More than a googol things to count

So this week I said that there weren’t a googol of things in this universe to count.  That might not be quite true. It really depends on what you mean by a thing. If it’s something tangible, that you can hold in your hand (like a grain of sand), then that is true. But we can construct intangible things that far exceed a googol in number.

Imagine you are watching a cross-country race with 100 competitors. How many different finishing orders are there? For example, runner number 23 might cross the line first, followed by number 55, then 38, 93, 17 all the way down to 43 who trails in last. Or maybe runner number 2 takes the tape, just beating number 95 and 52 and so on.

It’s an easy calculation; there are 100 possibilities for first place, then given the winner there are 99 possibilities for second (only 99 since one runner has already come in first), then 98 for third place, etc etc etc all the way down to 2 for 99th place (only two left to cross the line at this stage) and just one for last place. That gives us the number of possibilites as 100 x 99 x 98 x 97 … x 3 x 2 x 1 which is a very large number indeed (about 10 to the power of 157 I reckon – you would-be mathematicians work out how I did that).
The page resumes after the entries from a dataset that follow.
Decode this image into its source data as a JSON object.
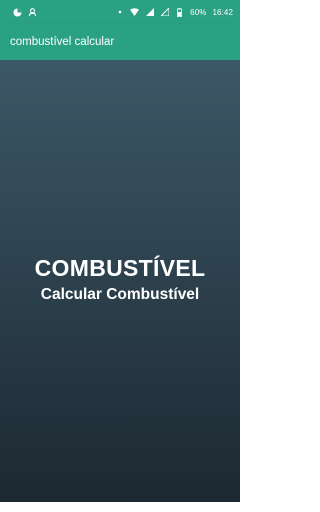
{
  "status_bar": {
    "left_icons": [
      "pie-chart-icon",
      "notification-app-icon"
    ],
    "right_icons": [
      "dot-icon",
      "wifi-icon",
      "signal-icon",
      "signal-no-service-icon",
      "battery-icon"
    ],
    "battery": "60%",
    "time": "16:42"
  },
  "app_bar": {
    "title": "combustível calcular"
  },
  "main": {
    "headline": "COMBUSTÍVEL",
    "subheadline": "Calcular Combustível"
  },
  "colors": {
    "accent": "#2aa183",
    "background_top": "#3d5867",
    "background_bottom": "#1d2831",
    "text": "#ffffff"
  }
}
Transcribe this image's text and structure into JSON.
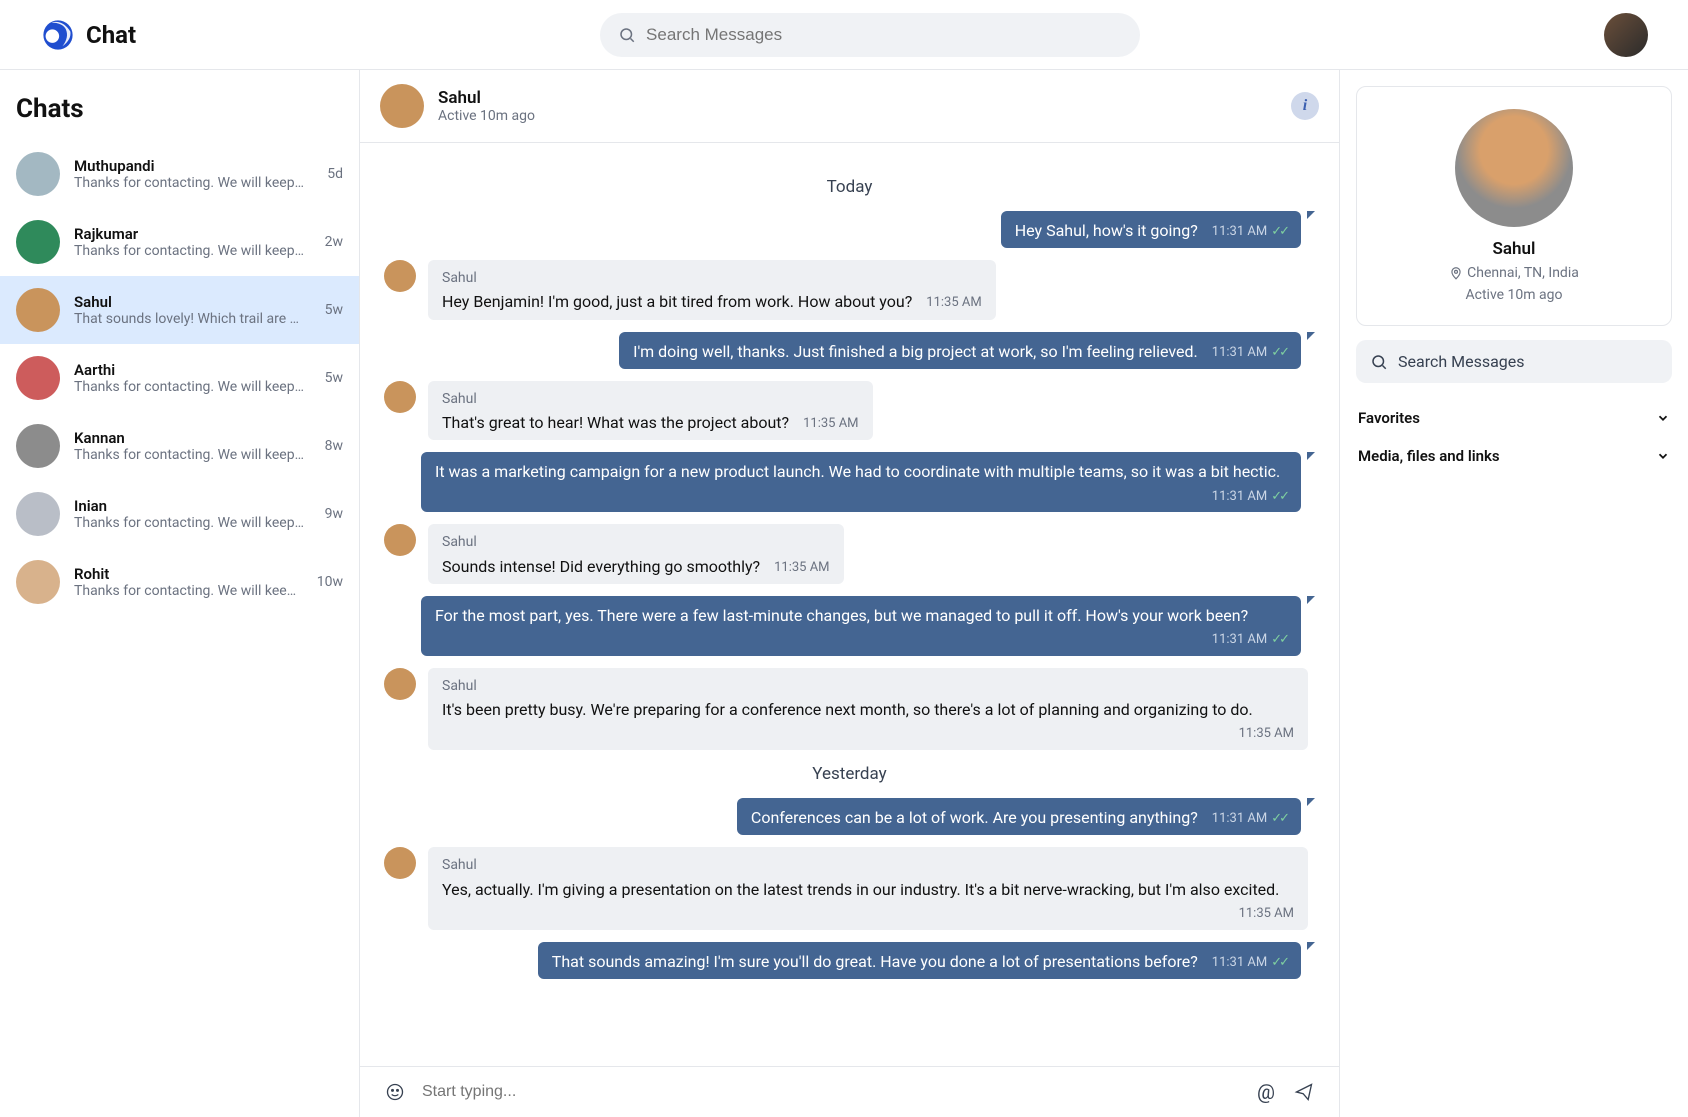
{
  "header": {
    "app_name": "Chat",
    "search_placeholder": "Search Messages"
  },
  "sidebar": {
    "title": "Chats",
    "chats": [
      {
        "name": "Muthupandi",
        "preview": "Thanks for contacting. We will keep in ...",
        "time": "5d",
        "active": false
      },
      {
        "name": "Rajkumar",
        "preview": "Thanks for contacting. We will keep in ...",
        "time": "2w",
        "active": false
      },
      {
        "name": "Sahul",
        "preview": "That sounds lovely! Which trail are you ...",
        "time": "5w",
        "active": true
      },
      {
        "name": "Aarthi",
        "preview": "Thanks for contacting. We will keep in ...",
        "time": "5w",
        "active": false
      },
      {
        "name": "Kannan",
        "preview": "Thanks for contacting. We will keep in ...",
        "time": "8w",
        "active": false
      },
      {
        "name": "Inian",
        "preview": "Thanks for contacting. We will keep in ...",
        "time": "9w",
        "active": false
      },
      {
        "name": "Rohit",
        "preview": "Thanks for contacting. We will keep in ...",
        "time": "10w",
        "active": false
      }
    ]
  },
  "conversation": {
    "header": {
      "name": "Sahul",
      "status": "Active 10m ago"
    },
    "items": [
      {
        "kind": "sep",
        "label": "Today"
      },
      {
        "kind": "msg",
        "dir": "out",
        "text": "Hey Sahul, how's it going?",
        "time": "11:31 AM",
        "read": true
      },
      {
        "kind": "msg",
        "dir": "in",
        "sender": "Sahul",
        "text": "Hey Benjamin! I'm good, just a bit tired from work. How about you?",
        "time": "11:35 AM"
      },
      {
        "kind": "msg",
        "dir": "out",
        "text": "I'm doing well, thanks. Just finished a big project at work, so I'm feeling relieved.",
        "time": "11:31 AM",
        "read": true
      },
      {
        "kind": "msg",
        "dir": "in",
        "sender": "Sahul",
        "text": "That's great to hear! What was the project about?",
        "time": "11:35 AM"
      },
      {
        "kind": "msg",
        "dir": "out",
        "text": "It was a marketing campaign for a new product launch. We had to coordinate with multiple teams, so it was a bit hectic.",
        "time": "11:31 AM",
        "read": true
      },
      {
        "kind": "msg",
        "dir": "in",
        "sender": "Sahul",
        "text": "Sounds intense! Did everything go smoothly?",
        "time": "11:35 AM"
      },
      {
        "kind": "msg",
        "dir": "out",
        "text": "For the most part, yes. There were a few last-minute changes, but we managed to pull it off. How's your work been?",
        "time": "11:31 AM",
        "read": true
      },
      {
        "kind": "msg",
        "dir": "in",
        "sender": "Sahul",
        "text": "It's been pretty busy. We're preparing for a conference next month, so there's a lot of planning and organizing to do.",
        "time": "11:35 AM"
      },
      {
        "kind": "sep",
        "label": "Yesterday"
      },
      {
        "kind": "msg",
        "dir": "out",
        "text": "Conferences can be a lot of work. Are you presenting anything?",
        "time": "11:31 AM",
        "read": true
      },
      {
        "kind": "msg",
        "dir": "in",
        "sender": "Sahul",
        "text": "Yes, actually. I'm giving a presentation on the latest trends in our industry. It's a bit nerve-wracking, but I'm also excited.",
        "time": "11:35 AM"
      },
      {
        "kind": "msg",
        "dir": "out",
        "text": "That sounds amazing! I'm sure you'll do great. Have you done a lot of presentations before?",
        "time": "11:31 AM",
        "read": true
      }
    ],
    "composer_placeholder": "Start typing..."
  },
  "right_panel": {
    "name": "Sahul",
    "location": "Chennai, TN, India",
    "active": "Active 10m ago",
    "search_label": "Search Messages",
    "sections": [
      {
        "label": "Favorites"
      },
      {
        "label": "Media, files and links"
      }
    ]
  },
  "avatar_colors": [
    "#a3b8c2",
    "#2f8a5b",
    "#c9945c",
    "#cd5c5c",
    "#8c8c8c",
    "#b9bec7",
    "#d8b28c"
  ]
}
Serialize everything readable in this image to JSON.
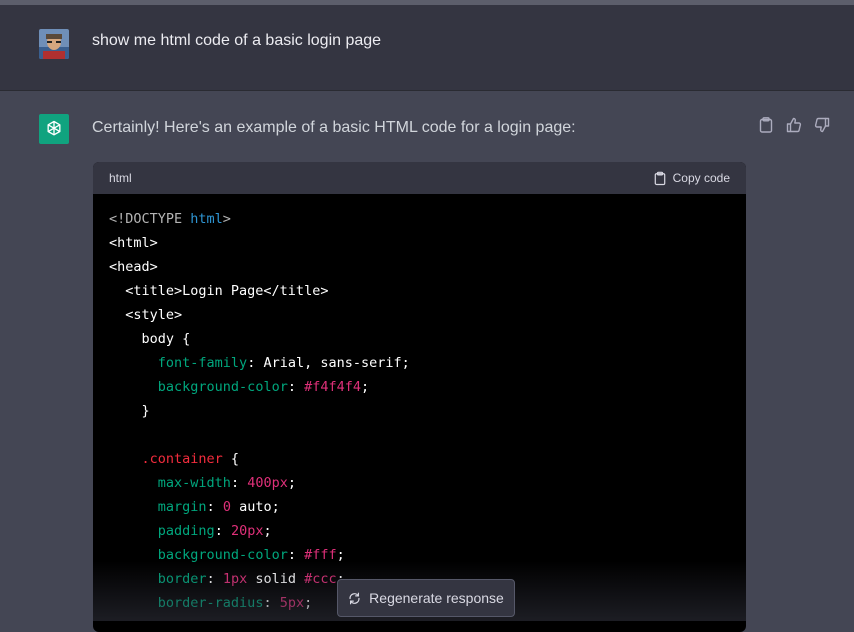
{
  "user_message": "show me html code of a basic login page",
  "assistant_message": "Certainly! Here's an example of a basic HTML code for a login page:",
  "code_block": {
    "language": "html",
    "copy_label": "Copy code"
  },
  "code_lines": [
    [
      {
        "t": "<!DOCTYPE ",
        "c": "c-gray"
      },
      {
        "t": "html",
        "c": "c-blue"
      },
      {
        "t": ">",
        "c": "c-gray"
      }
    ],
    [
      {
        "t": "<html>",
        "c": ""
      }
    ],
    [
      {
        "t": "<head>",
        "c": ""
      }
    ],
    [
      {
        "t": "  <title>Login Page</title>",
        "c": ""
      }
    ],
    [
      {
        "t": "  <style>",
        "c": ""
      }
    ],
    [
      {
        "t": "    body {",
        "c": ""
      }
    ],
    [
      {
        "t": "      ",
        "c": ""
      },
      {
        "t": "font-family",
        "c": "c-prop"
      },
      {
        "t": ": Arial, sans-serif;",
        "c": ""
      }
    ],
    [
      {
        "t": "      ",
        "c": ""
      },
      {
        "t": "background-color",
        "c": "c-prop"
      },
      {
        "t": ": ",
        "c": ""
      },
      {
        "t": "#f4f4f4",
        "c": "c-pink"
      },
      {
        "t": ";",
        "c": ""
      }
    ],
    [
      {
        "t": "    }",
        "c": ""
      }
    ],
    [
      {
        "t": "",
        "c": ""
      }
    ],
    [
      {
        "t": "    ",
        "c": ""
      },
      {
        "t": ".container",
        "c": "c-sel"
      },
      {
        "t": " {",
        "c": ""
      }
    ],
    [
      {
        "t": "      ",
        "c": ""
      },
      {
        "t": "max-width",
        "c": "c-prop"
      },
      {
        "t": ": ",
        "c": ""
      },
      {
        "t": "400px",
        "c": "c-pink"
      },
      {
        "t": ";",
        "c": ""
      }
    ],
    [
      {
        "t": "      ",
        "c": ""
      },
      {
        "t": "margin",
        "c": "c-prop"
      },
      {
        "t": ": ",
        "c": ""
      },
      {
        "t": "0",
        "c": "c-pink"
      },
      {
        "t": " auto;",
        "c": ""
      }
    ],
    [
      {
        "t": "      ",
        "c": ""
      },
      {
        "t": "padding",
        "c": "c-prop"
      },
      {
        "t": ": ",
        "c": ""
      },
      {
        "t": "20px",
        "c": "c-pink"
      },
      {
        "t": ";",
        "c": ""
      }
    ],
    [
      {
        "t": "      ",
        "c": ""
      },
      {
        "t": "background-color",
        "c": "c-prop"
      },
      {
        "t": ": ",
        "c": ""
      },
      {
        "t": "#fff",
        "c": "c-pink"
      },
      {
        "t": ";",
        "c": ""
      }
    ],
    [
      {
        "t": "      ",
        "c": ""
      },
      {
        "t": "border",
        "c": "c-prop"
      },
      {
        "t": ": ",
        "c": ""
      },
      {
        "t": "1px",
        "c": "c-pink"
      },
      {
        "t": " solid ",
        "c": ""
      },
      {
        "t": "#ccc",
        "c": "c-pink"
      },
      {
        "t": ";",
        "c": ""
      }
    ],
    [
      {
        "t": "      ",
        "c": ""
      },
      {
        "t": "border-radius",
        "c": "c-prop"
      },
      {
        "t": ": ",
        "c": ""
      },
      {
        "t": "5px",
        "c": "c-pink"
      },
      {
        "t": ";",
        "c": ""
      }
    ]
  ],
  "regenerate_label": "Regenerate response",
  "colors": {
    "accent": "#10a37f",
    "user_bg": "#343541",
    "assistant_bg": "#444654",
    "code_bg": "#000000"
  },
  "icons": {
    "clipboard": "clipboard-icon",
    "thumbs_up": "thumbs-up-icon",
    "thumbs_down": "thumbs-down-icon",
    "regenerate": "refresh-icon"
  }
}
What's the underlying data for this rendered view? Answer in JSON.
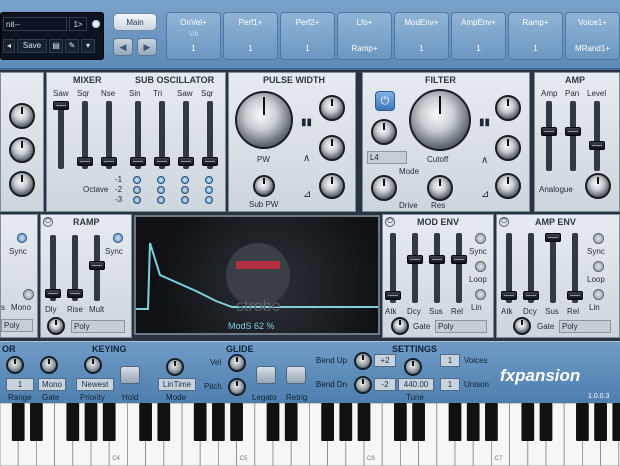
{
  "header": {
    "preset_name": "nit--",
    "preset_num": "1>",
    "save_label": "Save",
    "main_label": "Main",
    "nav_prev": "◀",
    "nav_next": "▶"
  },
  "mod_slots": [
    {
      "line1": "OnVel+",
      "line2": "Vib",
      "line3": "1"
    },
    {
      "line1": "Perf1+",
      "line2": "",
      "line3": "1"
    },
    {
      "line1": "Perf2+",
      "line2": "",
      "line3": "1"
    },
    {
      "line1": "Lfo+",
      "line2": "",
      "line3": "Ramp+"
    },
    {
      "line1": "ModEnv+",
      "line2": "",
      "line3": "1"
    },
    {
      "line1": "AmpEnv+",
      "line2": "",
      "line3": "1"
    },
    {
      "line1": "Ramp+",
      "line2": "",
      "line3": "1"
    },
    {
      "line1": "Voice1+",
      "line2": "",
      "line3": "MRand1+"
    }
  ],
  "mixer": {
    "title": "MIXER",
    "labels": [
      "Saw",
      "Sqr",
      "Nse"
    ]
  },
  "sub_osc": {
    "title": "SUB OSCILLATOR",
    "labels": [
      "Sin",
      "Tri",
      "Saw",
      "Sqr"
    ],
    "octave_label": "Octave",
    "octaves": [
      "-1",
      "-2",
      "-3"
    ]
  },
  "pulse_width": {
    "title": "PULSE WIDTH",
    "pw_label": "PW",
    "subpw_label": "Sub PW"
  },
  "filter": {
    "title": "FILTER",
    "mode_value": "L4",
    "mode_label": "Mode",
    "cutoff_label": "Cutoff",
    "drive_label": "Drive",
    "res_label": "Res"
  },
  "amp": {
    "title": "AMP",
    "labels": [
      "Amp",
      "Pan",
      "Level"
    ],
    "analogue_label": "Analogue"
  },
  "lfo_left": {
    "sync_label": "Sync",
    "s_label": "s",
    "mono_label": "Mono",
    "poly_value": "Poly"
  },
  "ramp": {
    "title": "RAMP",
    "sync_label": "Sync",
    "labels": [
      "Dly",
      "Rise",
      "Mult"
    ],
    "poly_value": "Poly"
  },
  "scope": {
    "readout": "ModS 62 %",
    "logo_text": "strobe"
  },
  "mod_env": {
    "title": "MOD ENV",
    "labels": [
      "Atk",
      "Dcy",
      "Sus",
      "Rel"
    ],
    "side": [
      "Sync",
      "Loop",
      "Lin"
    ],
    "gate_label": "Gate",
    "poly_value": "Poly"
  },
  "amp_env": {
    "title": "AMP ENV",
    "labels": [
      "Atk",
      "Dcy",
      "Sus",
      "Rel"
    ],
    "side": [
      "Sync",
      "Loop",
      "Lin"
    ],
    "gate_label": "Gate",
    "poly_value": "Poly"
  },
  "bottom": {
    "arp_title": "OR",
    "arp_value1": "1",
    "arp_value2": "Mono",
    "range_label": "Range",
    "gate_label": "Gate",
    "keying_title": "KEYING",
    "priority_value": "Newest",
    "priority_label": "Priority",
    "hold_label": "Hold",
    "glide_title": "GLIDE",
    "vel_label": "Vel",
    "pitch_label": "Pitch",
    "mode_value": "LinTime",
    "mode_label": "Mode",
    "legato_label": "Legato",
    "retrig_label": "Retrig",
    "settings_title": "SETTINGS",
    "bendup_label": "Bend Up",
    "bendup_value": "+2",
    "benddn_label": "Bend Dn",
    "benddn_value": "-2",
    "tune_value": "440.00",
    "tune_label": "Tune",
    "voices_value": "1",
    "voices_label": "Voices",
    "unison_value": "1",
    "unison_label": "Unison",
    "brand": "fxpansion",
    "version": "1.0.0.3"
  },
  "keyboard": {
    "labels": [
      "C4",
      "C5",
      "C6",
      "C7"
    ]
  },
  "colors": {
    "accent": "#5d8ab7",
    "scope_trace": "#7fd1dc"
  }
}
Who cares?  Well, in a branch of physics called statistical mechanics, when we look at behaviour of say a room full of molecules, this kind of calculation becomes very important. One definition of entropy (as in 2nd law of thermodynamics) is a constant times the natural logarithm of the number of ways of arranging our system. (The logarithm function allows us to handle otherwise unmanageably  large numbers). The second law of thermodynamics then says that the number of ways of arranging something has to increase.

Like in my wine bottle incident; there are relatively few ways of assembling lots of glass ‘molecules’ to make a wine bottle; many more ways (bigger than a googol for sure) of assembling them into small pieces scattered all over the kitchen floor. So while I can expect a bottle to turn to pieces, it would be wishful thinking to expect the pieces to combined to give a bottle.